DESIGN AND VISUAL PERCEPTION
By Kizita Awuakye
Imagine wearing a Bermuda shorts to an executive job interview or ripped jeans to a black-tie event. Despite having the best of intentions, how you present yourself affects how others perceive you. When it comes to business, the same rules apply. Your organization’s visual identity — a key part of your brand — affects how your organization is perceived in the marketplace. Elements such as logos, websites, print collateral and marketing materials can impact a potential client’s opinion of you, which drives their willingness to work with you. In a competitive marketplace, this can make or break your organization.
The strongest brands have designs that match the products and services their organizations provide. Visual cues need to quickly reinforce your brand, telling the customer exactly what you represent. Poorly presented information can cause audiences to pass you by. By using clear design elements — shapes, colors, texture, typography and imagery — companies can drive home a clear sense of their brand. The goal is for the visual perception to make the desired impression.

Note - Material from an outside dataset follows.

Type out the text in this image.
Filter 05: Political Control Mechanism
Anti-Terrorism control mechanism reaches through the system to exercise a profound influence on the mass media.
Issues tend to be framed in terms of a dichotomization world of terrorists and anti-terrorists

Let’s take the U.S. Environmental Protection Agency logo, for example.
How do the design elements in their logo affect how you perceive the agency? What stands out first are the colors—blue and green are associated with earth and water. The shapes and lines form a flower in bloom. Notice how the type forms a little protective bubble around the bloom. Reading the actual text, you see the agency’s name, United States Environmental Protection Agency. All of these design elements are unified and appropriate to the agency’s mission—protecting the environment. What you perceive graphically matches what the agency does.
This is the magic of design and perception, and it happens at a faster rate than you realize. According to the Journal of Behavior & Information Technology, visual appeal can be assessed within 50 milliseconds, which means that organizations have only a moment to make a good visual impression and to be perceived as they would like.